Lacking guidance, Cara blunders into a life that proves very difficult: starting a family in a high-priced city; with a secular, career-focused husband; no nearby relatives to help her; and no religious or community support. It is almost impossible for her to stay home with her kids, because her life is not set up to be a hands-on mom. Instead, she is under immense pressure to get back to work and leave the “childcare” to others. Yet, caring for her own children is the thing she most wants to do. If someone had told her that feeling was normal and predictable, she could have planned accordingly. I hope this novel will prompt these discussions between young women and their female relatives, their husbands, and each other.
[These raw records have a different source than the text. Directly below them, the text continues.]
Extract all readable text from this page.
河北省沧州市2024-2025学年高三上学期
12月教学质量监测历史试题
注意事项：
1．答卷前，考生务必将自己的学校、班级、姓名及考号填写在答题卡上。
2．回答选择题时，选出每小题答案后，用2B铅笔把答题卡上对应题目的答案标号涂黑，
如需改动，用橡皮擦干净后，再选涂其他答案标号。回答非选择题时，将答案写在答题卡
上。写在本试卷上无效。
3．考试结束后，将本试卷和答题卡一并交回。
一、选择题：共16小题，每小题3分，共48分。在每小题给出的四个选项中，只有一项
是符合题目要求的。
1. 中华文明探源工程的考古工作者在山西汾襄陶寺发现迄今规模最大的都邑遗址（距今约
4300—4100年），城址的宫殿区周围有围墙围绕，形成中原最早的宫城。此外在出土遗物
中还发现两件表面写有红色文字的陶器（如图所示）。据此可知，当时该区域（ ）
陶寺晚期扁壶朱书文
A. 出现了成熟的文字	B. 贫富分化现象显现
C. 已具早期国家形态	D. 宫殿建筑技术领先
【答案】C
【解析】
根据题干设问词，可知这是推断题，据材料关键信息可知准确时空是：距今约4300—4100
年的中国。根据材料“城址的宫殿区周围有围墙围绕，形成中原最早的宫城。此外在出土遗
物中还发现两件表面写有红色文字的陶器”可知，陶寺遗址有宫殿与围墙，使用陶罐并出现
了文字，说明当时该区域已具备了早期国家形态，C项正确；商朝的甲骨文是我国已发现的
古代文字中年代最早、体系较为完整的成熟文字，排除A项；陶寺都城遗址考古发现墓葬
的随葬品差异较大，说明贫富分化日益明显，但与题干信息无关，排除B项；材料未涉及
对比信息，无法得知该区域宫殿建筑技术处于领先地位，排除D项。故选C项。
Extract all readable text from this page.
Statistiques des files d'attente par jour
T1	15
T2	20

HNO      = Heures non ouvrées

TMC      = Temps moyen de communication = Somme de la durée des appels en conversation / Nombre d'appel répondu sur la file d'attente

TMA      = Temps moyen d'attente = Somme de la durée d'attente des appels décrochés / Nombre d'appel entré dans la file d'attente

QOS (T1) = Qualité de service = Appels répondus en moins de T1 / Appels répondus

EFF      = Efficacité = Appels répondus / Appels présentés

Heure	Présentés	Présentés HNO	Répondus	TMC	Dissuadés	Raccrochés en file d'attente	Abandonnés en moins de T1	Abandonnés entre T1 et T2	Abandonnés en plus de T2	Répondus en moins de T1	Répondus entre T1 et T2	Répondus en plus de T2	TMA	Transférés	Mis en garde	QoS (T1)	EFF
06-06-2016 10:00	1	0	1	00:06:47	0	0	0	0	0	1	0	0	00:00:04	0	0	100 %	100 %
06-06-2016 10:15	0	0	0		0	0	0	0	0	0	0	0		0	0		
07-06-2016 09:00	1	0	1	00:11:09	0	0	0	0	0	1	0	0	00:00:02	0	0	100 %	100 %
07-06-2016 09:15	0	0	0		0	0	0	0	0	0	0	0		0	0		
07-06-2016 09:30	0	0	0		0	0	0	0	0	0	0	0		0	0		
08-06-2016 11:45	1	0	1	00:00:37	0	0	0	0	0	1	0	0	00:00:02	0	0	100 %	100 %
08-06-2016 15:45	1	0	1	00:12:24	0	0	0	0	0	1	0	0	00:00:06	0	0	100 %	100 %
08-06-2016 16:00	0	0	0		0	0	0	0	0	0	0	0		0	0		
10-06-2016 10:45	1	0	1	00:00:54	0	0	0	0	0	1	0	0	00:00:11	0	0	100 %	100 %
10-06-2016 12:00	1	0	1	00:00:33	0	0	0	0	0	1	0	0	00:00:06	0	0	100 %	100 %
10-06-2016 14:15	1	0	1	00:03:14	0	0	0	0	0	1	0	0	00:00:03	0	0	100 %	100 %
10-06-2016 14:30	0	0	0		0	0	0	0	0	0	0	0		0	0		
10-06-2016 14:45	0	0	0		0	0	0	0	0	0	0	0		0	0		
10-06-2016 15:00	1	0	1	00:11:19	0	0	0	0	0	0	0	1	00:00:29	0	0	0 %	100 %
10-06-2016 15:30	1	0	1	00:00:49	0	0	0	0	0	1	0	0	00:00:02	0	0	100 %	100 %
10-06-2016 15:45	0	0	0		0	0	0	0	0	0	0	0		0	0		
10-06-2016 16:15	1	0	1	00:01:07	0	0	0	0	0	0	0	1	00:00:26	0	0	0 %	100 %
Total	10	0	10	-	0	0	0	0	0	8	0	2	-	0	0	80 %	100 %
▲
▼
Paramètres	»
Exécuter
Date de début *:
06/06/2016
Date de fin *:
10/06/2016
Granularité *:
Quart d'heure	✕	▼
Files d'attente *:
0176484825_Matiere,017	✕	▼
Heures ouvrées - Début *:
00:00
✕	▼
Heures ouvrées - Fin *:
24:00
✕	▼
I hope older women will see some of their own experience of motherhood reflected in this novel. Women don’t get many “novels of ideas” written for them; those types of books are usually written by men (e.g., Amis, Houellebecq) and thus lack insight into the female experience. Just as Mary Cassatt’s paintings of mothers and young children were striking and original, because not many painters (except Catholics!) were interested in that subject, a literary novel about the mother of a baby and toddler is unusual and, hopefully, refreshing.
Of course, there’s plenty in the novel for men to like. I hope the character of Cara’s husband, Tim, is fairly and sympathetically portrayed. He, too, is in a situation for which he has been totally unprepared. As Cara says, the two of them are like children themselves, bravely walking hand-in-hand into the woods. I hope we can do a better job preparing the next generation to form strong, functional families. Maybe this novel has a modest role to play.